FIORELLA MANNOIA

rappresenta una delle figure più autorevoli e iconiche del panorama musicale italiano, un’artista che ha saputo trasformare l’interpretazione in una vera e propria forma d’arte autoriale.

La sua carriera prende il via negli anni Settanta, ma è nel decennio successivo che la sua voce calda, profonda e inconfondibile trova la sua collocazione ideale, diventando il veicolo perfetto per la grande canzone d’autore.

La svolta decisiva arriva con le storiche partecipazioni al Festival di Sanremo, dove interpreta brani destinati a rimanere scolpiti nella memoria collettiva, come Come si cambia ed il capolavoro Quello che le donne non dicono, scritto da Enrico Ruggeri, diventato un inno generazionale e un manifesto sulla sensibilità e sulla forza femminile.

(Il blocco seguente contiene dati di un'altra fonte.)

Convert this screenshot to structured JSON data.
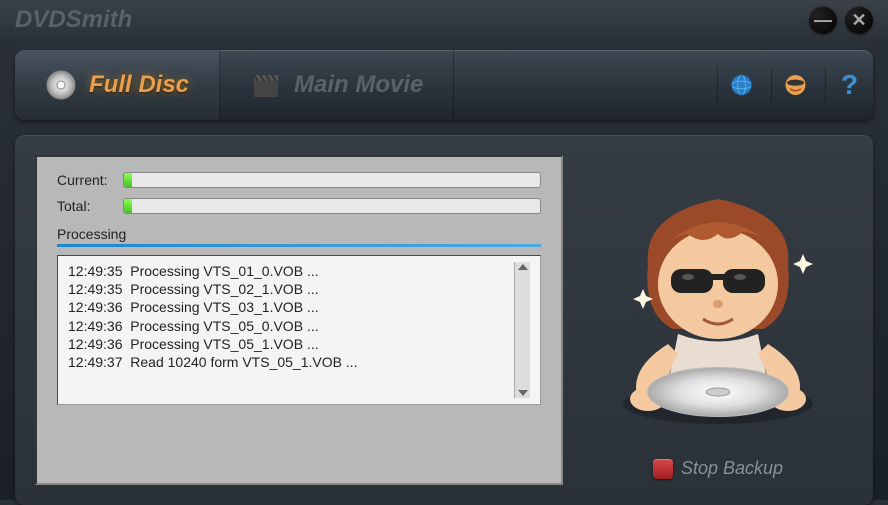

Nel corso degli anni, la Mannoia intreccia collaborazioni fondamentali con i più grandi autori della musica italiana, da Ivano Fossati, che firma per lei perle indimenticabili come I treni a vapore e Le notti di Maggio, a Pino Daniele, Francesco De Gregori e Ron.

La sua capacità di appropriarsi delle parole altrui e di restituirle con un’intensità drammatica e poetica straordinaria fa di lei molto più di una semplice esecutrice, rendendola una vera co-autrice emotiva dei brani che interpreta.

Parallelamente alla ricerca musicale, il suo percorso è sempre stato caratterizzato da un forte rigore etico e da un costante impegno sociale.

Fiorella Mannoia si è distinta negli anni per la difesa dei diritti civili, per l’attenzione alle tematiche di genere e per la partecipazione attiva a iniziative di beneficenza e solidarietà, mantenendo sempre un profilo sobrio, coerente ed elegante.

La sua maturità artistica la vede esplorare sonorità diverse, dalla musica popolare alla canzone latina, confermando una curiosità intellettuale mai spenta e la capacità di rinnovarsi senza mai tradire la propria identità.